Леарко уже не понимает, где находится, и, оглушенный, оказывается на земле. Но Идо не нападает на него, а без всякой жалости наблюдает за тем, как Леарко неуклюже поднимается на ноги.
Мальчик готовится защищаться, уверенный, что бежать невозможно. Он сжимает обеими руками меч и выставляет его перед собой.
Идо показывает жестом на это оружие и насмешливо говорит:
— Я вижу, вы до сих пор передаете его от отца к сыну.
Леарко понимает, в чем дело: это меч его отца.
— Ты знаешь, кто я?
— Идо.
Гном улыбается.
— Твоему отцу было примерно столько же лет, как тебе сейчас, когда я унизил его в Академии, и тогда он держал в руке тот же меч, который сейчас держишь ты. Он, должно быть, рассказывал тебе об этом.

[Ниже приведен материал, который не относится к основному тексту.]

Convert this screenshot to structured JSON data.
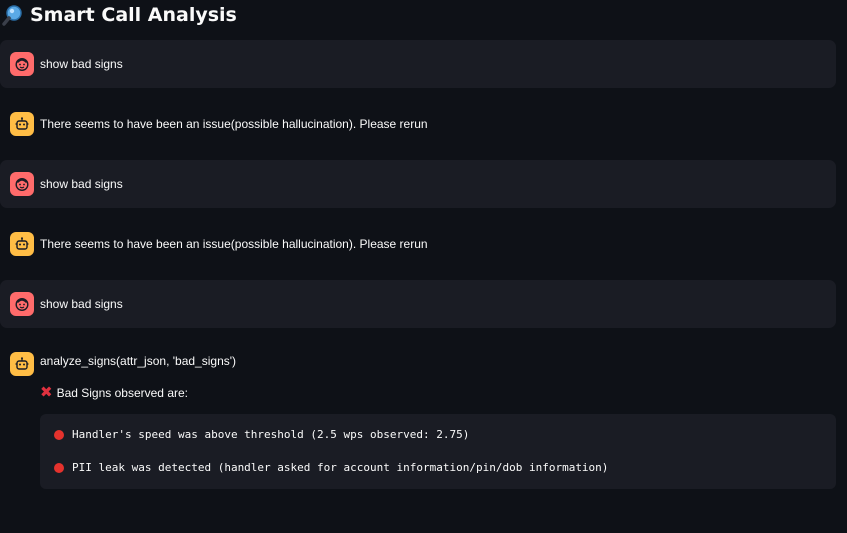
{
  "header": {
    "icon": "magnifier-icon",
    "title": "Smart Call Analysis"
  },
  "messages": [
    {
      "role": "user",
      "text": "show bad signs"
    },
    {
      "role": "assistant",
      "text": "There seems to have been an issue(possible hallucination). Please rerun"
    },
    {
      "role": "user",
      "text": "show bad signs"
    },
    {
      "role": "assistant",
      "text": "There seems to have been an issue(possible hallucination). Please rerun"
    },
    {
      "role": "user",
      "text": "show bad signs"
    },
    {
      "role": "assistant",
      "text": "analyze_signs(attr_json, 'bad_signs')"
    }
  ],
  "bad_signs": {
    "heading_icon": "red-x-icon",
    "heading": "Bad Signs observed are:",
    "items": [
      {
        "icon": "red-circle-icon",
        "text": "Handler's speed was above threshold (2.5 wps observed: 2.75)"
      },
      {
        "icon": "red-circle-icon",
        "text": "PII leak was detected (handler asked for account information/pin/dob information)"
      }
    ]
  },
  "colors": {
    "background": "#0e1117",
    "user_bubble": "#1a1c24",
    "user_avatar": "#ff6b6b",
    "assistant_avatar": "#ffbd45",
    "alert_red": "#e5322d"
  }
}
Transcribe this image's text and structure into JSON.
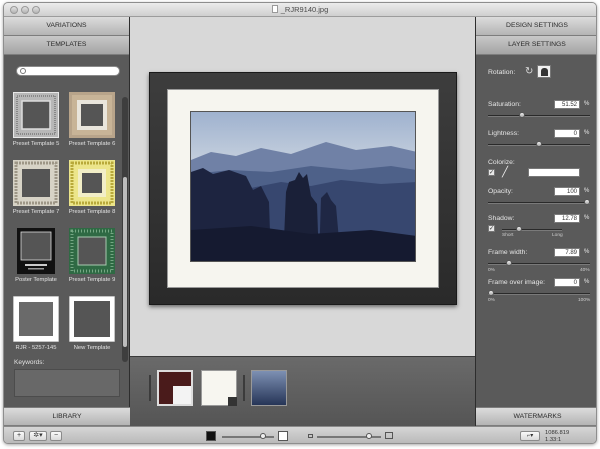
{
  "window": {
    "title": "_RJR9140.jpg"
  },
  "left_panel": {
    "variations_header": "VARIATIONS",
    "templates_header": "TEMPLATES",
    "search": {
      "placeholder": "",
      "value": ""
    },
    "templates": [
      {
        "label": "Preset Template 5"
      },
      {
        "label": "Preset Template 6"
      },
      {
        "label": "Preset Template 7"
      },
      {
        "label": "Preset Template 8"
      },
      {
        "label": "Poster Template"
      },
      {
        "label": "Preset Template 9"
      },
      {
        "label": "RJR - 5257-145"
      },
      {
        "label": "New Template"
      }
    ],
    "keywords_label": "Keywords:",
    "library_header": "LIBRARY"
  },
  "right_panel": {
    "design_settings_header": "DESIGN SETTINGS",
    "layer_settings_header": "LAYER SETTINGS",
    "rotation_label": "Rotation:",
    "saturation": {
      "label": "Saturation:",
      "value": "51.52",
      "unit": "%",
      "fraction": 0.32
    },
    "lightness": {
      "label": "Lightness:",
      "value": "0",
      "unit": "%",
      "fraction": 0.5
    },
    "colorize": {
      "label": "Colorize:",
      "checked": true,
      "color": "#ffffff"
    },
    "opacity": {
      "label": "Opacity:",
      "value": "100",
      "unit": "%",
      "fraction": 1.0
    },
    "shadow": {
      "label": "Shadow:",
      "checked": true,
      "value": "12.78",
      "unit": "%",
      "fraction": 0.25,
      "min_label": "Short",
      "max_label": "Long"
    },
    "frame_width": {
      "label": "Frame width:",
      "value": "7.89",
      "unit": "%",
      "fraction": 0.19,
      "min_label": "0%",
      "max_label": "40%"
    },
    "frame_over_image": {
      "label": "Frame over image:",
      "value": "0",
      "unit": "%",
      "fraction": 0.0,
      "min_label": "0%",
      "max_label": "100%"
    },
    "watermarks_header": "WATERMARKS"
  },
  "bottom_bar": {
    "add_label": "+",
    "action_label": "✲▾",
    "remove_label": "−",
    "dimensions_line1": "1086.819",
    "dimensions_line2": "1.33:1"
  },
  "colors": {
    "panel_bg": "#5a5a5a",
    "frame_color": "#2f2f2f",
    "mat_color": "#f6f5ef"
  }
}
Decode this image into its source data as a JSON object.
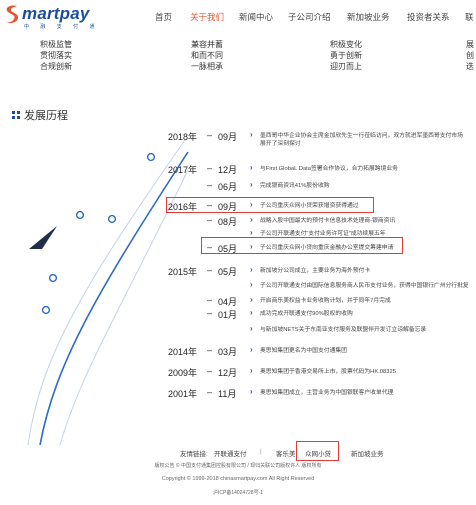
{
  "header": {
    "logo_text": "martpay",
    "logo_sub": "中 融 支 付 通",
    "nav": [
      "首页",
      "关于我们",
      "新闻中心",
      "子公司介绍",
      "新加坡业务",
      "投资者关系",
      "联"
    ],
    "active_index": 1
  },
  "slogans": [
    {
      "lines": [
        "积极监管",
        "贯彻落实",
        "合规创新"
      ]
    },
    {
      "lines": [
        "兼容并蓄",
        "和而不同",
        "一脉相承"
      ]
    },
    {
      "lines": [
        "积极变化",
        "勇于创新",
        "迎刃而上"
      ]
    },
    {
      "lines": [
        "展",
        "创",
        "迭"
      ]
    }
  ],
  "section_title": "发展历程",
  "timeline": [
    {
      "year": "2018年",
      "month": "09月",
      "text": [
        "墨西哥中华企业协会主席金加欣先生一行莅临访问，双方就进军墨西哥支付市场",
        "展开了深刻探讨"
      ]
    },
    {
      "year": "2017年",
      "month": "12月",
      "text": [
        "与First GlobaL Data签署合作协议，合力拓展跨境业务"
      ]
    },
    {
      "year": "",
      "month": "06月",
      "text": [
        "完成银商资讯41%股份收购"
      ]
    },
    {
      "year": "2016年",
      "month": "09月",
      "text": [
        "子公司重庆众网小贷荣获增资获得通过"
      ]
    },
    {
      "year": "",
      "month": "08月",
      "text": [
        "战略入股中国最大的预付卡信息技术处理商-银商资讯"
      ]
    },
    {
      "year": "",
      "month": "",
      "text": [
        "子公司开联通支付“支付业务许可证”成功续展五年"
      ]
    },
    {
      "year": "",
      "month": "05月",
      "text": [
        "子公司重庆众网小贷向重庆金融办公室提交筹建申请"
      ]
    },
    {
      "year": "2015年",
      "month": "05月",
      "text": [
        "新加坡分公司成立，主要业务为海外预付卡"
      ]
    },
    {
      "year": "",
      "month": "",
      "text": [
        "子公司开联通支付由国际信息服务商人民币支付业务，获得中国银行广州分行批复"
      ]
    },
    {
      "year": "",
      "month": "04月",
      "text": [
        "开启商乐美权益卡业务收购计划，并于同年7月完成"
      ]
    },
    {
      "year": "",
      "month": "01月",
      "text": [
        "成功完成开联通支付90%股权的收购"
      ]
    },
    {
      "year": "",
      "month": "",
      "text": [
        "与新加坡NETS关于东南亚支付服务及联盟伴开发订立谅解备忘录"
      ]
    },
    {
      "year": "2014年",
      "month": "03月",
      "text": [
        "奥思知集团更名为中国支付通集团"
      ]
    },
    {
      "year": "2009年",
      "month": "12月",
      "text": [
        "奥思知集团于香港交易所上市，股票代码为HK.08325"
      ]
    },
    {
      "year": "2001年",
      "month": "11月",
      "text": [
        "奥思知集团成立，主营业务为中国银联客户收单代理"
      ]
    }
  ],
  "footer": {
    "links_label": "友情链接:",
    "links": [
      "开联通支付",
      "|",
      "客乐美",
      "众网小贷",
      "新加坡业务"
    ],
    "copyright_line1": "版权公告 © 中国支付通集团控股有限公司 / 现归关联公司版权许人 版权所有",
    "copyright_line2": "Copyright © 1999-2018 chinasmartpay.com All Right Reserved",
    "icp": "沪ICP备14024728号-1"
  },
  "colors": {
    "accent": "#e8542f",
    "brand": "#1b4f9c",
    "highlight_box": "#e53935",
    "arrow": "#1e56b0"
  }
}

Нет, никогда не рассказывал. Но Леарко все равно знает об этом. В коридорах дворца действительно часто шептались о том, как Идо когда-то унизил короля, когда тот однажды дерзко повел себя в Академии. Гном победил его в трех схватках из трех на глазах у всех остальных учеников.
Леарко сильнее сжимает меч в ладонях. Он прекрасно знает, что сейчас произойдет. Идо — заклятый враг его отца и не упустит такой случай, отомстит Дохору через него. Идо убьет единственного наследника короля, но перед этим будет пытать и унижать его. Это конец.
Леарко чувствует, что его ладони стали липкими от пота. Но ему холодно.
«Я буду сражаться, — думает он. — Я сделаю то, чему меня научили, поступлю так, как хотел бы мой отец, сберегу свою честь».
Идо нападает неожиданно, и Леарко с трудом отбивает его удар. Он отступает назад, пока может: противник атакует с необыкновенной силой. Гном чувствует себя хозяином положения — это видно по его глазам. И он прав. Он непрерывно атакует, играет, забавляется, и Леарко целиком и полностью у него в руках.
Идо ускоряет ритм ударов, и Леарко чувствует ожог в плече. Он ранен. Кончик вражеского лезвия покраснел. Это его кровь. Первый раз он ранен мечом. До этого был только хлыст Форы.
У него вырывается слабый стон, он опускает голову, но овладевает собой. Он должен вести себя, как велит честь. Может быть, он умрет, но отец будет им гордиться. Отец еще ни разу не был им горд, и Леарко это знает. Поэтому ему так важно быть мужественным: это последняя возможность. Он решает держать меч одной рукой.